Я не предвижу возражений

На представление мое:

Хоть человек он неизвестный,

Но уж конечно малый честный».

Однако в романе Зарецкий был поставлен перед фактом, отчего вынужден был согласиться. В пушкинской истории противную сторону такой поворот событий не устроил, о чем д’Аршиак и сообщает Пушкину очередной запиской: «Оскорбив честь барона Жоржа Геккерена, вы обязаны дать ему удовлетворение. Это ваше дело — достать себе секунданта. Никакой не может быть речи, чтоб ето вам доставили. Готовый со своей стороны явиться в условленное место, барон Жорж Геккерен настаивает на том, чтобы вы держались принятых правил. Всякое промедление будет рассматриваться им, как отказ в удовлетворении, которое вы ему обязаны дать, и как попытка огласкою этого дела помешать его окончанию. Свидание между секундантами, необходимое перед встречей, становится, если вы всё еще отказываете в нем, одним из условий барона Жоржа Геккерена; вы же мне говорили вчера и писали сегодня, что принимаете все его условия».

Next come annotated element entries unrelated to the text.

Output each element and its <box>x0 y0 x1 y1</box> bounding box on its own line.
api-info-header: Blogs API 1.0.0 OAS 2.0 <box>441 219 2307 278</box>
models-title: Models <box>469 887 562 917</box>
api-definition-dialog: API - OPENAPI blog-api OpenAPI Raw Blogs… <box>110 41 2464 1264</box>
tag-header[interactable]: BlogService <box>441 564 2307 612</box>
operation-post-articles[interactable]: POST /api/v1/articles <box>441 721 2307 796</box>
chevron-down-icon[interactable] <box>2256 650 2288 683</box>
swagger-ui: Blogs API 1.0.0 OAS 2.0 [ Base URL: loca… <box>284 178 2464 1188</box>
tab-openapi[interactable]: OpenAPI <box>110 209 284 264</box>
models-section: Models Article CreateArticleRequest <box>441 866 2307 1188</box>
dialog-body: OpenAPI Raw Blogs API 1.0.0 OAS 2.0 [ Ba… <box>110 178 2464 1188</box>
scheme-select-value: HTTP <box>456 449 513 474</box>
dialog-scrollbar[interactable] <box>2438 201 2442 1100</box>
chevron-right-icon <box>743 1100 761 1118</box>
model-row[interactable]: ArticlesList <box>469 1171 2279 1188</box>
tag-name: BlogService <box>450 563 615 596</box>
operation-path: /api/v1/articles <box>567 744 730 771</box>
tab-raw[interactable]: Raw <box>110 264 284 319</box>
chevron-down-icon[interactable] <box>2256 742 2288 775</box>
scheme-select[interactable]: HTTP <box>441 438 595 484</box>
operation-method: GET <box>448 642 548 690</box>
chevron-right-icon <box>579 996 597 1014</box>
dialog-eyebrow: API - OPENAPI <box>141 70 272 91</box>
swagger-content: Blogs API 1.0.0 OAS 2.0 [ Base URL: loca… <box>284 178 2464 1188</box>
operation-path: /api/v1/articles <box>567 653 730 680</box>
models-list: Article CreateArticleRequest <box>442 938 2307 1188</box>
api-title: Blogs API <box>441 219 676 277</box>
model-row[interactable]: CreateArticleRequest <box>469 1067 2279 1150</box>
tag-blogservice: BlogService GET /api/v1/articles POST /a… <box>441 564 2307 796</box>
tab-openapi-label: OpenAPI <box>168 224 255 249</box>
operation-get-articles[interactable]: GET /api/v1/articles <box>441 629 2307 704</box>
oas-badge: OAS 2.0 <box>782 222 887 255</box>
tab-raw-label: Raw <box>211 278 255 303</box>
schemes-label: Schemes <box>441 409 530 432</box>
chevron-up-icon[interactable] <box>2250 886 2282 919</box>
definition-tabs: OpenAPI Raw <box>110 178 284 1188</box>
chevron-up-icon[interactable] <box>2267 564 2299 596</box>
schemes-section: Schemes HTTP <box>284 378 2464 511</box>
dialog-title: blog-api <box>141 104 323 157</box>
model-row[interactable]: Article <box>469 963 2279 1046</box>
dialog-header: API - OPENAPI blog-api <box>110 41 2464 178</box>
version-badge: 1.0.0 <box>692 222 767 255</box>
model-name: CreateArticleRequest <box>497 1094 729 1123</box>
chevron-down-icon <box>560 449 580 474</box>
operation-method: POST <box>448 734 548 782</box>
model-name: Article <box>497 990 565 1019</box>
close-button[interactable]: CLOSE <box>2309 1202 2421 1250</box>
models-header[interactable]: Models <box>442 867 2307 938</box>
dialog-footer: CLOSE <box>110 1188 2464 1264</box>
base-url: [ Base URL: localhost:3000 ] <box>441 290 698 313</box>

Будь в это время в Петербурге Владимир Соллогуб, Пушкин отправился бы к нему, а теперь он вынужден был пуститься на поиски секунданта. Выехав из дому в санях, Пушкин отправился к Константину Россету, жившему на Пантелеймоновской улице, но не застал его дома. И тут неожиданно то ли на Цепном мосту через Фонтанку, то ли на Пантелеймоновской улице он встретил своего лицейского товарища К. К. Данзаса. Пушкин усадил его в свои сани со словами: «Данзас, я ехал к тебе, садись со мной в сани и поедем во французское посольство, где ты будешь свидетелем одного разговора». Через несколько минут они были уже на Миллионной улице в квартире д’Аршиака. Поприветствовав хозяина, Пушкин обратился к Данзасу: «Теперь я вас введу в сущность дела» — и рассказал о том, что произошло между ним и Дантесом, окончив объяснение словами: «Теперь я вам могу сказать только одно: если дело это не закончится сегодня же, то в первый же раз, как я встречу Геккерена — отца или сына, — я им плюну в физиономию». Затем он, указав на Данзаса, прибавил: «Вот мой секундант». Только после этого он обратился к нему с вопросом: «Согласны вы?» В этой ситуации Данзасу не оставалось ничего другого, как ответить утвердительно. Самому д’Аршиаку Пушкин пояснил причины, которые заставляют его драться: «Есть двоякого рода рогоносцы: одни носят рога на самом деле; те знают отлично, как им быть; положение других, ставших рогоносцами по милости публики, затруднительнее. Я принадлежу к последним».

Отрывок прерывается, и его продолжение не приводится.